В пятницу рано утром во двор к Сентиеру заглянул Микул. Хозяин дома уже возился под навесом, смазывал дегтем оси телег.
– Я пришел! – поздоровался Микул.
– Добро пожаловать! Проходи сюда, – приветливо отозвался Сентиер.
– Да нет, я не стану задерживаться. Пришел сказать, что сегодня будем совершать чюкь* полю. Шурсухалы сказали, что почва готова принять семена. Сам я вывезу трехведерную бочку пива, – сообщил Микул так, будто спросил: а ты что дашь в общий котел? Ведь по традиции в чюке участвует каждый зажиточный крестьянин. А обязанность старосты – организовать сборы так, чтобы всего всем хватало.
– Я в Хурамале на базаре закупил немало крупы и толокна. Еще достаточно натопил про запас гусиного жира, – чуть подумав, ответил Сентиер.
– Ну и ладно! Стало быть, к Киремети * все сам и доставишь. Народ ноне по традиции решил приготовить пшенную кашу, – удовлетворенно сказал Микул, заодно дав понять, какую крупу следует прихватить, и тут же ушел. Ему еще предстояло обойти немало крепких хозяйств деревни и дать им задания. И не дай Бог обойти кого-то из них, тогда те обидятся на старосту надолго за то, что он не причислил их к состоятельным людям. Никто не хочет слыть неудачником.

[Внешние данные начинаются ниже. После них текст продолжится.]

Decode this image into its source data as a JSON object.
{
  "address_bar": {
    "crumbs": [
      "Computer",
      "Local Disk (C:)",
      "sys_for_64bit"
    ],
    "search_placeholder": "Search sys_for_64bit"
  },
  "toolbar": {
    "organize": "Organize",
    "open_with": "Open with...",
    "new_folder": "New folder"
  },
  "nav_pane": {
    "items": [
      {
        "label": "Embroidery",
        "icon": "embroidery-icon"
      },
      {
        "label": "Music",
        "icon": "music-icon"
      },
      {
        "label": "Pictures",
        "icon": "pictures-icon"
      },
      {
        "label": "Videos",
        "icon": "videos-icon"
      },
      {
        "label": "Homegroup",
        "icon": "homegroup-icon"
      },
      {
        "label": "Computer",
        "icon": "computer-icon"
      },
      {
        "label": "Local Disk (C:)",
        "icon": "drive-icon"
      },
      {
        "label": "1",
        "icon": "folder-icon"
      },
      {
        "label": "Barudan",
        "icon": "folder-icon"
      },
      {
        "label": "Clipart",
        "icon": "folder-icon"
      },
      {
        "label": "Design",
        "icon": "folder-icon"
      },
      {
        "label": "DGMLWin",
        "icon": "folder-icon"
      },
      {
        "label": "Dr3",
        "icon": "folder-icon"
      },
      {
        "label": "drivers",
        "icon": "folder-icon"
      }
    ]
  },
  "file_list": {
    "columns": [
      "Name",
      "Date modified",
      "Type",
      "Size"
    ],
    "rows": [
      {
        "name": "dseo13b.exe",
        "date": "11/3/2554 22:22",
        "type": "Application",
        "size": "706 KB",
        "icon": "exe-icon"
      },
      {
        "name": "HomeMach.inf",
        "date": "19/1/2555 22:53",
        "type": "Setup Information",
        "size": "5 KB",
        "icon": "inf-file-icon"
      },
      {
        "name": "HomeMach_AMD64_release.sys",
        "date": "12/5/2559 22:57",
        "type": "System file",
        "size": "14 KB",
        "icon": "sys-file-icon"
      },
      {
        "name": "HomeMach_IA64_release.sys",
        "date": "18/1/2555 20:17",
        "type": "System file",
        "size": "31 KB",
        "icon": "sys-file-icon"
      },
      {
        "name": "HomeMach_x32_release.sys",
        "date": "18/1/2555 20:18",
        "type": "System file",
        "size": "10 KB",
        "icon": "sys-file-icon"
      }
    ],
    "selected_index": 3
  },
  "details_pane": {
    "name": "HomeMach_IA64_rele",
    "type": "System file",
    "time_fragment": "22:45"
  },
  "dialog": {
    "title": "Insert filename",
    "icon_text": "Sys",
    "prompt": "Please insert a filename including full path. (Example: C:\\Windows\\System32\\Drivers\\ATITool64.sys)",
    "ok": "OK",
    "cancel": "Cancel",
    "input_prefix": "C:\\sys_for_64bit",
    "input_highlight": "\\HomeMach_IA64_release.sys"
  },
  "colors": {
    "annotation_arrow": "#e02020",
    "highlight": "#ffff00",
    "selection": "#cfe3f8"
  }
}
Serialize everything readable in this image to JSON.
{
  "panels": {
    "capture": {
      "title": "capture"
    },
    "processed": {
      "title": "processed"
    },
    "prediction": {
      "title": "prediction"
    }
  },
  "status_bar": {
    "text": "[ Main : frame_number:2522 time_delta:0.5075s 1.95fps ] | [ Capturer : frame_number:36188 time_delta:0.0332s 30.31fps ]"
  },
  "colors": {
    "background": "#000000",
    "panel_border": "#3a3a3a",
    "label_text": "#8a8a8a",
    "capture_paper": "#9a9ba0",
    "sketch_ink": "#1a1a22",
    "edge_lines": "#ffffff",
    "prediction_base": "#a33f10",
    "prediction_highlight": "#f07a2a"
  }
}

Сентиер тоже был доволен тем, что его относят к зажиточным. Ведь в деревне, где почти триста дворов, таковыми считались от силы тридцать. А так в Эбесе большинство середняки, содержащие по две-три тягловой лошади.

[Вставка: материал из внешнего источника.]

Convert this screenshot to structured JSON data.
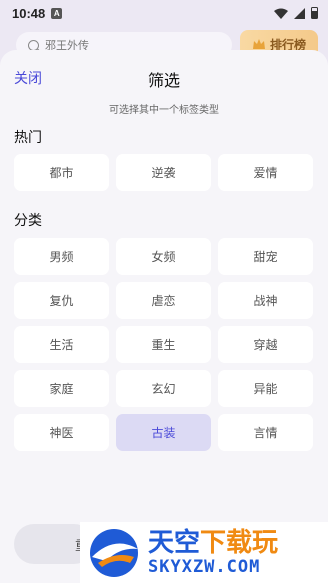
{
  "status_bar": {
    "time": "10:48",
    "notif_badge": "A"
  },
  "background": {
    "search_placeholder": "邪王外传",
    "rank_label": "排行榜"
  },
  "sheet": {
    "close_label": "关闭",
    "title": "筛选",
    "subtitle": "可选择其中一个标签类型",
    "hot_title": "热门",
    "hot_tags": [
      "都市",
      "逆袭",
      "爱情"
    ],
    "category_title": "分类",
    "category_tags": [
      "男频",
      "女频",
      "甜宠",
      "复仇",
      "虐恋",
      "战神",
      "生活",
      "重生",
      "穿越",
      "家庭",
      "玄幻",
      "异能",
      "神医",
      "古装",
      "言情"
    ],
    "selected_tag": "古装",
    "bottom_button_label": "重"
  },
  "watermark": {
    "brand_cn_blue": "天空",
    "brand_cn_orange": "下载玩",
    "brand_en": "SKYXZW.COM"
  },
  "colors": {
    "accent": "#4A49D8",
    "selected_bg": "#DCDAF4",
    "sheet_bg": "#F6F5F9"
  }
}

Вскоре Сентиер прихватил полпуда пшенной крупы, примерно два фунта топленого гусиного жира, сложил все это в котомку и отправился к Киремети, что рядом с заповедной рощей, оставленной крестьянами в память о бушевавшем здесь когда-то таежном лесе. Чюкь провели по существующему исстари порядку. Сначала самый старший шурсухал дед Кирле похвалил Землю-матушку, попросил ее предоставить все возможности для получения обильного урожая. Затем все отведали каши, которую приготовили в трех больших котлах, ею же угостили и Землю-матушку, и духи родных и близких, почивающих на том свете. Пшена принесли еще из нескольких хозяйств, потому каши хватило на всех с избытком. Досталось всем и по ковшу свежего пива. Трапезничали семьями или же в кругу родных и друзей. Сентиера позвали в свой круг Карсаки. Тот охотно согласился. Не сидеть же одному.

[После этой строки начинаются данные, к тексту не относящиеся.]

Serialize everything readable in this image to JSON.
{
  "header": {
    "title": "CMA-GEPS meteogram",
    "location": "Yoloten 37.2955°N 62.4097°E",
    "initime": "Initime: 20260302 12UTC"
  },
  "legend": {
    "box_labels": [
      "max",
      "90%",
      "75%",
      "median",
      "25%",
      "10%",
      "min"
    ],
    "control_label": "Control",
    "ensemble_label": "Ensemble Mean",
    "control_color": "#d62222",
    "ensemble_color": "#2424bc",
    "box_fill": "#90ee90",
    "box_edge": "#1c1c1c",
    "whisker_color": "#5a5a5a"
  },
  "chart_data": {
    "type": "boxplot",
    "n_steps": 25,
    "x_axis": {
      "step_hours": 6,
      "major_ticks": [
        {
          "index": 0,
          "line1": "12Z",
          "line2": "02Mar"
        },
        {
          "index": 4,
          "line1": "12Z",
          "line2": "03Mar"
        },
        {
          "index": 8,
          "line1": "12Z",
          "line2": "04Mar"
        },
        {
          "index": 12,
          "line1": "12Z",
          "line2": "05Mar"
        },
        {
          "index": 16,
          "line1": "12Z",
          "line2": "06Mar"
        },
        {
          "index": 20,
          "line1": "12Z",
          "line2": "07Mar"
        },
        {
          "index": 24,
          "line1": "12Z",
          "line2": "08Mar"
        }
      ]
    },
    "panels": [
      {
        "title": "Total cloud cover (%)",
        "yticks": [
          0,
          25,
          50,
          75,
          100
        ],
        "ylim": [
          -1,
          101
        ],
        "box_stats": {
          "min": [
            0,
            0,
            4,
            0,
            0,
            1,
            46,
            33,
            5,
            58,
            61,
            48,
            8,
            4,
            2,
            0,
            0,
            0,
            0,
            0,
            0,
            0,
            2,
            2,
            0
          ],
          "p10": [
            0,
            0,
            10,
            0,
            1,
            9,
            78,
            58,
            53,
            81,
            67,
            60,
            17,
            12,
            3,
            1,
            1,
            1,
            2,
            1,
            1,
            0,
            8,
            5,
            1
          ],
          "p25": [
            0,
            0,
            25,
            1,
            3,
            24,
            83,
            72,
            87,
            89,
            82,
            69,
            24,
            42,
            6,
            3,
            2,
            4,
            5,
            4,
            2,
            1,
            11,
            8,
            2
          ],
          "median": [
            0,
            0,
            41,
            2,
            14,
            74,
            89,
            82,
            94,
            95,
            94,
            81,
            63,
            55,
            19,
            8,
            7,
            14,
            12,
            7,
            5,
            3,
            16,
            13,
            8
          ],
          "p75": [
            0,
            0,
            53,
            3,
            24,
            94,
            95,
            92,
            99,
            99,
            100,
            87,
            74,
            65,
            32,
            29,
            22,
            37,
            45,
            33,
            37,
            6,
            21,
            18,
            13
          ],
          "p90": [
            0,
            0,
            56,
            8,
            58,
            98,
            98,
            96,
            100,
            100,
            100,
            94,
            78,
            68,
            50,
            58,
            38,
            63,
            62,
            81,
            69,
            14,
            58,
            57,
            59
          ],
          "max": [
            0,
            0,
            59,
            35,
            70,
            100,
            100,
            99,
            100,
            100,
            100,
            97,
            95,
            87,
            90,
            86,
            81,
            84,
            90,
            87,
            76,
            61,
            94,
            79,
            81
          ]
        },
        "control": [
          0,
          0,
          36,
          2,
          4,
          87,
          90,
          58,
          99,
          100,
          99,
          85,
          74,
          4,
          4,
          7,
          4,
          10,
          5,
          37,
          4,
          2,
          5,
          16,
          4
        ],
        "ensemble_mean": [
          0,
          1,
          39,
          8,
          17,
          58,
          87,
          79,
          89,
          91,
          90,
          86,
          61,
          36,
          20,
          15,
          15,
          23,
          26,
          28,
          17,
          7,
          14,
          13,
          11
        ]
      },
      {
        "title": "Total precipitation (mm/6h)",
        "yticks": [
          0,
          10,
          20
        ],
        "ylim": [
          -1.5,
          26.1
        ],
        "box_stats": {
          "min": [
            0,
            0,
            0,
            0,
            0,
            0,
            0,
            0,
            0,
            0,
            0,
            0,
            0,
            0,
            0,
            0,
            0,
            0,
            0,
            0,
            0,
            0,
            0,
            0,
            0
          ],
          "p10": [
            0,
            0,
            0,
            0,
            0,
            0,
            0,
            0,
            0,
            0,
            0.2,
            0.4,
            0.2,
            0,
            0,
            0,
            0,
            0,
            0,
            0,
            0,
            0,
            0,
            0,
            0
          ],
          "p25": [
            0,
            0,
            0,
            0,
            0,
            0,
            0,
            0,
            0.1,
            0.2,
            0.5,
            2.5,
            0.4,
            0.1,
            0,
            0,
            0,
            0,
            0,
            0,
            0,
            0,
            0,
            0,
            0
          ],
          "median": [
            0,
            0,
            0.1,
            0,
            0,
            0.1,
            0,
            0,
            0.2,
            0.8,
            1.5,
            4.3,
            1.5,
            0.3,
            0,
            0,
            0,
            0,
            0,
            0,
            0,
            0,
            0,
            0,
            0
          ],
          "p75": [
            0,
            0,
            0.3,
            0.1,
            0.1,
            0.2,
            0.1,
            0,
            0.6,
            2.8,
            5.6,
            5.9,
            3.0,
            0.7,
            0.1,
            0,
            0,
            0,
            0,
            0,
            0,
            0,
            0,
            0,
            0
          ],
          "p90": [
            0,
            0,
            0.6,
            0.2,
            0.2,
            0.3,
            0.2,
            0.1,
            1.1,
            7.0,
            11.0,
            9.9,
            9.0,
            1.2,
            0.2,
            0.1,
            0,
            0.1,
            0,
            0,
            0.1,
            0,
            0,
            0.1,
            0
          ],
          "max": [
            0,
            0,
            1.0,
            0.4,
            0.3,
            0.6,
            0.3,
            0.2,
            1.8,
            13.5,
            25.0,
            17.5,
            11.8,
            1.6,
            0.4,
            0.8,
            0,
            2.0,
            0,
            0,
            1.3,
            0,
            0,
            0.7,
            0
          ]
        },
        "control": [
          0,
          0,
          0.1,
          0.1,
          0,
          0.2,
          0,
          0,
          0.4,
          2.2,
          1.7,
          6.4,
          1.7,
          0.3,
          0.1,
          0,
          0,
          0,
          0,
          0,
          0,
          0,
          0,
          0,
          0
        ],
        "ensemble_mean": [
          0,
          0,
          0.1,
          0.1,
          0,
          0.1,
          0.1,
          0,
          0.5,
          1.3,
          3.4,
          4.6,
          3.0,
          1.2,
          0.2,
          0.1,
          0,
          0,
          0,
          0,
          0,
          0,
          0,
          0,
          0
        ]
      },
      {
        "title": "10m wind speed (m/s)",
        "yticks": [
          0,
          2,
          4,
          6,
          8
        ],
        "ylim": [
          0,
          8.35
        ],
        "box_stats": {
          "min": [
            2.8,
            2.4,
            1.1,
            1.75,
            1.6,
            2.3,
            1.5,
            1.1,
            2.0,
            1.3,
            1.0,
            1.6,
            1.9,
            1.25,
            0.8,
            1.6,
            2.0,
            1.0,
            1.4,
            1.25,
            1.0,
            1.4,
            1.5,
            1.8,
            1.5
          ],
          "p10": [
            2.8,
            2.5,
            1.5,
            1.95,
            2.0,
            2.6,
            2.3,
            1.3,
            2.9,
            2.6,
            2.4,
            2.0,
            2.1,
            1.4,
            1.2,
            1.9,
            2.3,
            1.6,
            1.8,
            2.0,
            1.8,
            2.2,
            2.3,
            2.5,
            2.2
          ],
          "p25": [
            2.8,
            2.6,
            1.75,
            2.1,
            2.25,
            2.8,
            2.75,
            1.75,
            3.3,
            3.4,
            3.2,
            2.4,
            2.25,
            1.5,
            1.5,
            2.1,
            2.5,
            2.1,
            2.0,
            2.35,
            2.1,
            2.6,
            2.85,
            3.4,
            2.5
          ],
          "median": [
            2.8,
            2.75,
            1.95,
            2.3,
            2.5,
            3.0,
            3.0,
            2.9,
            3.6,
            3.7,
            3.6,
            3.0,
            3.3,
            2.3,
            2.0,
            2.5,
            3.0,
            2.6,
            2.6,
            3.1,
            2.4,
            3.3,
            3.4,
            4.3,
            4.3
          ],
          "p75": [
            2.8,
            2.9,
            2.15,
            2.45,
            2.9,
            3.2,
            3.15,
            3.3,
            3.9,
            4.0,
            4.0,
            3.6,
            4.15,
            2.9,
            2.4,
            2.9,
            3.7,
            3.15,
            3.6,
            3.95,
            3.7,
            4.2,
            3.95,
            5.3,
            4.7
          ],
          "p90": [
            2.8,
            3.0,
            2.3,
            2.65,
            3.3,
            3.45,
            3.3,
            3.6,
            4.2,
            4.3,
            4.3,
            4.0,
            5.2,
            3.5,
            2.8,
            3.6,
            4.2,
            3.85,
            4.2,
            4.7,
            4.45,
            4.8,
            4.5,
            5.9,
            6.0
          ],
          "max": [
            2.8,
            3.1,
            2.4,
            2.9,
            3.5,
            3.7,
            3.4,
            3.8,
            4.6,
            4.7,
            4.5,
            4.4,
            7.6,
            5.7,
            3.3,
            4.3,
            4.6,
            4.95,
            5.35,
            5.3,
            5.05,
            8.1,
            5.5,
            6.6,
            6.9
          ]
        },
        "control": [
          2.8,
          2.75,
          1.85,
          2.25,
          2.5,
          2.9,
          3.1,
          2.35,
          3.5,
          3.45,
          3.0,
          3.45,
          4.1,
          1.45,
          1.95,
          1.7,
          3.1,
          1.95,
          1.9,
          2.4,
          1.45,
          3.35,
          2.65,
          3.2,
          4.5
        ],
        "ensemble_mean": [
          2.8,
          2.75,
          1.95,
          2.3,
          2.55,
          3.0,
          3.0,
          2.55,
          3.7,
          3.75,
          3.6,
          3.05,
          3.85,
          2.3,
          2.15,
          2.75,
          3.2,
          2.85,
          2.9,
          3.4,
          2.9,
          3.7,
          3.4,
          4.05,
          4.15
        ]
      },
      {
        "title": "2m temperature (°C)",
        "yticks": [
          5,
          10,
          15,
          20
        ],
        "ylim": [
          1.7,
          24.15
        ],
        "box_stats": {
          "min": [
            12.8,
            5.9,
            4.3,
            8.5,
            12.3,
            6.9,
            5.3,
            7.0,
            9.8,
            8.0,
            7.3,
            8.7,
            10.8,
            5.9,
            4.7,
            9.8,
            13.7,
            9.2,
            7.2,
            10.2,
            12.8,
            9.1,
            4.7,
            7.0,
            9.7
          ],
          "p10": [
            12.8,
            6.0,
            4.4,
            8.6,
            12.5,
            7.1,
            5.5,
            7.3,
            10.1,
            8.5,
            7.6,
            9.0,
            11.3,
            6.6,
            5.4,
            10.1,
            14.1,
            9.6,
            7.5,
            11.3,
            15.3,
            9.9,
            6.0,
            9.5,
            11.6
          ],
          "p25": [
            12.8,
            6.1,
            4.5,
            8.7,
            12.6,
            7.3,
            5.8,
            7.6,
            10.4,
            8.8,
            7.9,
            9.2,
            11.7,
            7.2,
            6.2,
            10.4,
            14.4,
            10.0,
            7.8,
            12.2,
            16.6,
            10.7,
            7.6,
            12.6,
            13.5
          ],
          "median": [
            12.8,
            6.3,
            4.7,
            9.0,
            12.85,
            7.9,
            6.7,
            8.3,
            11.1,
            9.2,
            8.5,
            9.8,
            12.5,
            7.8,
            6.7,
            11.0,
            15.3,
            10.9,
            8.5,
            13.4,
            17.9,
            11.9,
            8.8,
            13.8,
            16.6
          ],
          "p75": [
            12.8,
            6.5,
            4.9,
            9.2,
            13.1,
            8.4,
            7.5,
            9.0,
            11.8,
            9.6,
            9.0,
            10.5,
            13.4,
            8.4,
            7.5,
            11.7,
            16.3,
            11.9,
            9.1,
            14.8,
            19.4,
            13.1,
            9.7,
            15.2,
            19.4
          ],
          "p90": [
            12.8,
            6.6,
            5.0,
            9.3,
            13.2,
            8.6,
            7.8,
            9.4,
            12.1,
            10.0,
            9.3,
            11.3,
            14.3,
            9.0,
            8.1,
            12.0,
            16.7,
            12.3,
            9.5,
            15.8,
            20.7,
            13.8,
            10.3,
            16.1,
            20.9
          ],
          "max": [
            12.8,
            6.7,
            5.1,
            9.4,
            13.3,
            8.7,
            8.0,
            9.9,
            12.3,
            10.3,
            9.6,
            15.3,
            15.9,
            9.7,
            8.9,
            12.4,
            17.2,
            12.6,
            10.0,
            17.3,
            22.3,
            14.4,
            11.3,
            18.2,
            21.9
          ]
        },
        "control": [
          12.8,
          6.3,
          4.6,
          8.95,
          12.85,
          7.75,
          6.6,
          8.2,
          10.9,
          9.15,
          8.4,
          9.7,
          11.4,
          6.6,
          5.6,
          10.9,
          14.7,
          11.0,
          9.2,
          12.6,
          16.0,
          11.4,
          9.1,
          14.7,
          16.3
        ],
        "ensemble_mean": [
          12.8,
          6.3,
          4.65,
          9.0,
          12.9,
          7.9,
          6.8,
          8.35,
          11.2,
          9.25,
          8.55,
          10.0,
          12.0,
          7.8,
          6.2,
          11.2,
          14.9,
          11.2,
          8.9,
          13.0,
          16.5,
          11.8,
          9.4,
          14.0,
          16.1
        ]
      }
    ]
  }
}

– Сентиер, а не покажешь свое поле? Как там у тебя дела, любопытно, однако ж, – обратился к нему в какой-то момент Микул. – Что ты там выращиваешь, на такой большой площади?
Вскоре они оставили все еще трапезничающих односельчан и пошли в сторону Урюмова, через версту с гаком оказались на границе сентиеровских угодий. Почва здесь по плодородности, конечно, уступает той, что выделили Сентиеру возле деревни Нюргеч, а все же неплоха, совсем неплоха. Сжатый в ладони комок при падении рассыпается весь. Чувствуется, что прежние хозяева были весьма рачительными крестьянами.
– Хороша землица-то, хороша! – не без зависти заметил Микул. – В такую сунешь палку – и дерево вырастет. Должно, здесь и пахать приятно. Можно вполне обойтись легкими сохами.
– Я тоже так думаю, – согласился Сентиер. – Распашу все сразу тремя сохами, может, и четырьмя. Следом на другой лошади тут же буду бороновать. После сева проборонуем еще раз, чтобы семена прикрыть. Работать у меня согласились уже несколько человек.
– Ладненько, – одобрил Микул. – Подумав немного, добавил: – А все ж-таки тебе за всем не усмотреть. Да и не каждую работу доверишь наемным людям. Я бы на твоем месте половину площади все же отдал в аренду. Работы себе оставишь по силам, а прибыток все одно будешь иметь, ведь за аренду тебе подвезут немало хлеба.
– Я давно уже все продумал. Все успею сделать, – уверенно заявил Сентиер.
И он добродушно объяснил соседу, как намерен использовать свою землю, которой у него теперь сто восемьдесят десятин.
– Ладненько, ладненько, – еще раз похвалил Микул, – Очень хорошо. Стало быть, глаз положил на коноплю? Только куда разместишь столько пеньки?
Сентиер опять растолковал, как намерен поступить и с пенькой.
Как сядет снег, специально съезжу в Казань. Там должно все выгореть, – обобщил свой рассказ.
– Выходит, в торговцы метишь? – прищурив и без того узкие глаза, бросил Микул. – Вот разбогатеешь так, что переплюнешь цивильских купцов.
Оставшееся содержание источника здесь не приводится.